Each year is filled with beginnings.
It's not simply the first of the year when we hope for change.
It happens in the spring, when the gray of winter softens into green. It happens at the end of May, when the prospect of summer leads us to dream of repose. It happens again at the beginning of September, when autumn brings new theater, film, books, music and we seek to get out of ourselves through entertainment. And it happens again in December, when the holidays promise festivity and family (even though the promise is often more enjoyable than the actuality).
We live, then, in a state of constant expectation throughout the year.
We're always looking ahead to something we don't yet have, or anticipating an event that we haven't yet experienced, or looking forward to a movie or show we've yet to know much about or enjoying a visit with a person we haven't seen in a while.

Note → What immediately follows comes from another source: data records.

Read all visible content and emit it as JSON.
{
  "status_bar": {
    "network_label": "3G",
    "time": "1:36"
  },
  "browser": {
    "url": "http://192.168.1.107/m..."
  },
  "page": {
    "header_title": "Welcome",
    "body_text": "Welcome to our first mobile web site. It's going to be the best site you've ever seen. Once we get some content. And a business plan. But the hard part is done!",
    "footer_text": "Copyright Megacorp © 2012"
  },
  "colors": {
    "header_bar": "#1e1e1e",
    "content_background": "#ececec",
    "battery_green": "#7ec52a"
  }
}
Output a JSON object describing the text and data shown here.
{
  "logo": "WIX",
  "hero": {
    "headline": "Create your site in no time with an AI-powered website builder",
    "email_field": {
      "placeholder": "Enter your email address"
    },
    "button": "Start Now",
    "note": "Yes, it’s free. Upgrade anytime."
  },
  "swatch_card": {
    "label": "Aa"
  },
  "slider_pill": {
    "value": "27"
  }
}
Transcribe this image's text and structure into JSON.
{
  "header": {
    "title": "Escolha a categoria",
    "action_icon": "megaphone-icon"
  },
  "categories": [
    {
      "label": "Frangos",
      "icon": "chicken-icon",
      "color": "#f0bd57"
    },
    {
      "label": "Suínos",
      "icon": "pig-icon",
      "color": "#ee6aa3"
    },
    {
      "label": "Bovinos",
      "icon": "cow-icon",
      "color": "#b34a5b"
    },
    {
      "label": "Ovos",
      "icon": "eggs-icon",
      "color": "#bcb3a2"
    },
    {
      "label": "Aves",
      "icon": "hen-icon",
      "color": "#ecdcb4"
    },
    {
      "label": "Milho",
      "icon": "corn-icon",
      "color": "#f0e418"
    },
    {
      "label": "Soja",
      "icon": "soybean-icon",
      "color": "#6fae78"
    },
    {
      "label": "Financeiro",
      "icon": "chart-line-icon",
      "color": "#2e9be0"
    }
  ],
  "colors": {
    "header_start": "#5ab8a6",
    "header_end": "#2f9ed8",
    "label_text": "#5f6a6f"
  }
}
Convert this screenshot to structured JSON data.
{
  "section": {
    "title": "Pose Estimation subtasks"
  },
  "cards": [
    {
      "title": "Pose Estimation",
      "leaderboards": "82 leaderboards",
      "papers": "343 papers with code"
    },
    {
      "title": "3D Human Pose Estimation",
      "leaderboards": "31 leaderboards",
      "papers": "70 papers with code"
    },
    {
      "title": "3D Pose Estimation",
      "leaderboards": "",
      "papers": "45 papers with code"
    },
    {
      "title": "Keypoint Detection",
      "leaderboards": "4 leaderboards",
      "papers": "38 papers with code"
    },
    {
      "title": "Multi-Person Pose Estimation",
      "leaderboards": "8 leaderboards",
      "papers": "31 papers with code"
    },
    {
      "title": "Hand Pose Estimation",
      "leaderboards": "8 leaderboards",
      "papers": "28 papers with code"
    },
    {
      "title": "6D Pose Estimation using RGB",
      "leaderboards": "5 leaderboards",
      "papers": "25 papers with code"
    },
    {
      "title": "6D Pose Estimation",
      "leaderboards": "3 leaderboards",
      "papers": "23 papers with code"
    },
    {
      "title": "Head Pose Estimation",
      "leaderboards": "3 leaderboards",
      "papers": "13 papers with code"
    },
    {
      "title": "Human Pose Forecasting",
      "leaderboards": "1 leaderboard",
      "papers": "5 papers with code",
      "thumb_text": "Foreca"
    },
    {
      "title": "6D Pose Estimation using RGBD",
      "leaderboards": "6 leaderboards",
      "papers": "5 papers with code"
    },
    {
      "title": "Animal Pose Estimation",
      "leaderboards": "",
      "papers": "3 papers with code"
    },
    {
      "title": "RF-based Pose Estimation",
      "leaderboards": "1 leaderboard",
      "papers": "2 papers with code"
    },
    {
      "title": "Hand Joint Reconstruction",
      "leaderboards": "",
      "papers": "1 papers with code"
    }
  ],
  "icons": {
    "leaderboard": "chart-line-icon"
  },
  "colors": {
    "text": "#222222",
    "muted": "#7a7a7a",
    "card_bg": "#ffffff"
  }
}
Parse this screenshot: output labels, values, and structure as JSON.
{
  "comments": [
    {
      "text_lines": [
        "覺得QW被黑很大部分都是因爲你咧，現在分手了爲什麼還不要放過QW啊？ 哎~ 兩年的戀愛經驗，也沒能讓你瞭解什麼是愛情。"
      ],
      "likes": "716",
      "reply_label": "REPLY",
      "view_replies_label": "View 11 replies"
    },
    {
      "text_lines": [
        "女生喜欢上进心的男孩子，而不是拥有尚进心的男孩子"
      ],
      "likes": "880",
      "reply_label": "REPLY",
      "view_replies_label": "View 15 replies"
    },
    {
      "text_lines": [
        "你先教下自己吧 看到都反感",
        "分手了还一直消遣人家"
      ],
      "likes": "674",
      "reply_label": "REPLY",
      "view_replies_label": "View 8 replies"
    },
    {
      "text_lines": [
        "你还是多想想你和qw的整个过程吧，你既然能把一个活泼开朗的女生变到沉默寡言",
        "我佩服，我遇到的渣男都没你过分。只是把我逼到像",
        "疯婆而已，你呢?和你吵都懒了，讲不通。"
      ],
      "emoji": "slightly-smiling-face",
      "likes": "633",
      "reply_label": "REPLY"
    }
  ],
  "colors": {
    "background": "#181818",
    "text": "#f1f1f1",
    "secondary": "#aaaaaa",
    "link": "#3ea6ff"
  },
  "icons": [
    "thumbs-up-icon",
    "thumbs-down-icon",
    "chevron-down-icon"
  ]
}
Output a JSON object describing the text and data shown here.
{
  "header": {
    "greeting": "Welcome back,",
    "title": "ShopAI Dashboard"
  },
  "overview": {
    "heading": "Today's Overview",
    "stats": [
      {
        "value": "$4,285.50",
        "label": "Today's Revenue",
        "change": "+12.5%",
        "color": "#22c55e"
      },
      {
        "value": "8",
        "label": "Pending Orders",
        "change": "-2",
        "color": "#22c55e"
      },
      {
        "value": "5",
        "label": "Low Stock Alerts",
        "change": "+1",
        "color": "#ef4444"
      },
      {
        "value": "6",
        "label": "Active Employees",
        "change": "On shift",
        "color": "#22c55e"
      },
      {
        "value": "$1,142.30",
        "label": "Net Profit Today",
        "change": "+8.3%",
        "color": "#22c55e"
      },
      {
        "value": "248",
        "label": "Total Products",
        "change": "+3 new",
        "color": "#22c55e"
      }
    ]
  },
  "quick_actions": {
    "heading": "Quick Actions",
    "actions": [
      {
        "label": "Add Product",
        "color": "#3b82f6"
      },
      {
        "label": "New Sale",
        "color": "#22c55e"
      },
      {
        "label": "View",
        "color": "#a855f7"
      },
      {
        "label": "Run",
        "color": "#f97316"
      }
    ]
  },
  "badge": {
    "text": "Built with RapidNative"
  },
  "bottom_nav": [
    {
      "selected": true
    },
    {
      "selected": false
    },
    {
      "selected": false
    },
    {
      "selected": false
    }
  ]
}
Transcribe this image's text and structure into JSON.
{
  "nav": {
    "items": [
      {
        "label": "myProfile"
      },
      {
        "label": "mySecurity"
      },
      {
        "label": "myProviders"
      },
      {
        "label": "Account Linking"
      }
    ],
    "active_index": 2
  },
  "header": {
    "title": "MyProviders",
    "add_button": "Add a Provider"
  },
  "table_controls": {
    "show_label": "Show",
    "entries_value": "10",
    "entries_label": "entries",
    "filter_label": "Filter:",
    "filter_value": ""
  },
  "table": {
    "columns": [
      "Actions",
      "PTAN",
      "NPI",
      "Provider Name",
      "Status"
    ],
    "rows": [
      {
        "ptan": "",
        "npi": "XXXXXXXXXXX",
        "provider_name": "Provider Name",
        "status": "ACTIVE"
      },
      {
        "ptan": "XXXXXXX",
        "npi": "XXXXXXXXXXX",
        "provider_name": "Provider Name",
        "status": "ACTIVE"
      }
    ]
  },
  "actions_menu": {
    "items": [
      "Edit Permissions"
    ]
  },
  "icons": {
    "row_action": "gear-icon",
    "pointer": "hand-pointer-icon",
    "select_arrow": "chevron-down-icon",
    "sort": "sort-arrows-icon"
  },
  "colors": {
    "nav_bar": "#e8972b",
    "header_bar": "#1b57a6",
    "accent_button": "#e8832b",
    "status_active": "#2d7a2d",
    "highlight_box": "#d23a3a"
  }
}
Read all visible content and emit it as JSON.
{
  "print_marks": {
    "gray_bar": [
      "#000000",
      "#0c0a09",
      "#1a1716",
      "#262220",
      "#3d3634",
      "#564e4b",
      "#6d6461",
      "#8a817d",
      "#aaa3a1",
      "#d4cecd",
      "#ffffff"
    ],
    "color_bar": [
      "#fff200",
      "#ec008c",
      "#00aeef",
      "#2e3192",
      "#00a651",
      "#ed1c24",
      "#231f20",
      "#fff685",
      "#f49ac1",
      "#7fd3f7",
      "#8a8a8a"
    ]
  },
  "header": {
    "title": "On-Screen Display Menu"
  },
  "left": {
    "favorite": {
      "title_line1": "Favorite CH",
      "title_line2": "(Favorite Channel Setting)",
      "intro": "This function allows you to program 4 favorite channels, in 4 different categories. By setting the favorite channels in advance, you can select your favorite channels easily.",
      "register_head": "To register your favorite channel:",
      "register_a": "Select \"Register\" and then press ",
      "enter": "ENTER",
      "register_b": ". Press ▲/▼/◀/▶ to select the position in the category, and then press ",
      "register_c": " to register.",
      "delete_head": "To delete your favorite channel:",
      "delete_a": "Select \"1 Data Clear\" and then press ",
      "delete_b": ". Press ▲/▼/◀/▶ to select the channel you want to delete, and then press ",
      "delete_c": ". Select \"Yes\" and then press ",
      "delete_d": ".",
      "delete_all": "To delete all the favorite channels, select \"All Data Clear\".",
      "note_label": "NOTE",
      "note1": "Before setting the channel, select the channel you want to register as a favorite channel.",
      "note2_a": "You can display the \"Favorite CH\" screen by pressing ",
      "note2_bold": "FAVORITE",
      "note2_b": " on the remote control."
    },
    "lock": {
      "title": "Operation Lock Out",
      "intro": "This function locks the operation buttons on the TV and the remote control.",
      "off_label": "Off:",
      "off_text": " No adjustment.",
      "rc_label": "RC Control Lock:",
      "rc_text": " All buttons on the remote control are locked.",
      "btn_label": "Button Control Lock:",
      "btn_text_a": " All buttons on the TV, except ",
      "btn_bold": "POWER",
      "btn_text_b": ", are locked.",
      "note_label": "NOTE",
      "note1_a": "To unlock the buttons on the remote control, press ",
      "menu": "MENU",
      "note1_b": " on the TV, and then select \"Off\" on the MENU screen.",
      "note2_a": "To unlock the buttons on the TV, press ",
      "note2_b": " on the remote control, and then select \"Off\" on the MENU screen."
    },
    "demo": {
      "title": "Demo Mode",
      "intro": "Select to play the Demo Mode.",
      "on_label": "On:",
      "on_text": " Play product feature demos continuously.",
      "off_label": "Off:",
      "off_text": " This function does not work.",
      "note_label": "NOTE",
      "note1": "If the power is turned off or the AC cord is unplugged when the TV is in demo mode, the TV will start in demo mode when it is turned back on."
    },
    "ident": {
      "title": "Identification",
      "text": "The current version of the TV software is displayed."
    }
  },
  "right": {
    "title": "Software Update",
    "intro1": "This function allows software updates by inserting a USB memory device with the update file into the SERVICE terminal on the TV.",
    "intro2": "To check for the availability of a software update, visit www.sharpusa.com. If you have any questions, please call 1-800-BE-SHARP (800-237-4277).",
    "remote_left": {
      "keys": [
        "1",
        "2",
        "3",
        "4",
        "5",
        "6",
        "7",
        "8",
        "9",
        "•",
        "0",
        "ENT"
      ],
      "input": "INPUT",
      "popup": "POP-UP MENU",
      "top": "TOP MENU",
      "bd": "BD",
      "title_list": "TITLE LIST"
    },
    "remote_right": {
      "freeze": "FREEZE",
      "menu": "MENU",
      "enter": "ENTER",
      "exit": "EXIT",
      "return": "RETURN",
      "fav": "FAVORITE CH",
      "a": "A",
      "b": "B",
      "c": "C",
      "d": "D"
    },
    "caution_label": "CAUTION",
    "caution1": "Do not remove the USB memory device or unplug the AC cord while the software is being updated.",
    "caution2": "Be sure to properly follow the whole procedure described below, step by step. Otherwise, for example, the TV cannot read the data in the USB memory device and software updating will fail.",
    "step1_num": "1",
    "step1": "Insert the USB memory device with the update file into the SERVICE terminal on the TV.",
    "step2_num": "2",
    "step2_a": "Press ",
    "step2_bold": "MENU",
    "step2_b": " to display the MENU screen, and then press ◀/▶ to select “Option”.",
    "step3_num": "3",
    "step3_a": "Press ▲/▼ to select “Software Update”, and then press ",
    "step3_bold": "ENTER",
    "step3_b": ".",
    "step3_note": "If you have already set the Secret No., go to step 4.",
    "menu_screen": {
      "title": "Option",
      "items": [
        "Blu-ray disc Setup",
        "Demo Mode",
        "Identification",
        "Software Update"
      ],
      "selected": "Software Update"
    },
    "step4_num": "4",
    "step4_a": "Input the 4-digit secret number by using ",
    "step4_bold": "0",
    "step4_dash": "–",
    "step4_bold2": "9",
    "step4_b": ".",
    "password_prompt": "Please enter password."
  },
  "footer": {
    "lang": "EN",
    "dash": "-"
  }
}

We rarely stay in the actual moment of any actual day at any actual time during the 12 months of a year.
We sometimes look back -- the endless end-of-December yearly wrap-ups of the preceding year -- but we more than not peer into a future we cannot really experience until it arrives. And by then we're no longer in that future moment but looking ahead toward another imminent event and then another.
It's as if we've accustomed ourselves to being marketers and being marketed to. We always want what we don't have, and are lured by the promise of something just over the temporal horizon.
Advertising and marketing thrive on whetting our appetites for anticipated sensations. I'm a book marketer, and I'm guilty of that. I hope that the work of my clients delivers what it promises, of course.
But in order to get readers for that work, it's important to promise something: a better system, a new method, a way of doing better.
Because we can't sell anything that promises that things will stay the same. We tell ourselves we need to change, and we live in hope that we can and will change. Even if we spend our time hoping for changing rather than actually changing.
But that's human nature, isn't it? We live in hope and exist in vague disappointment. Which is why we always live in hope: there's always something better just beyond our reach.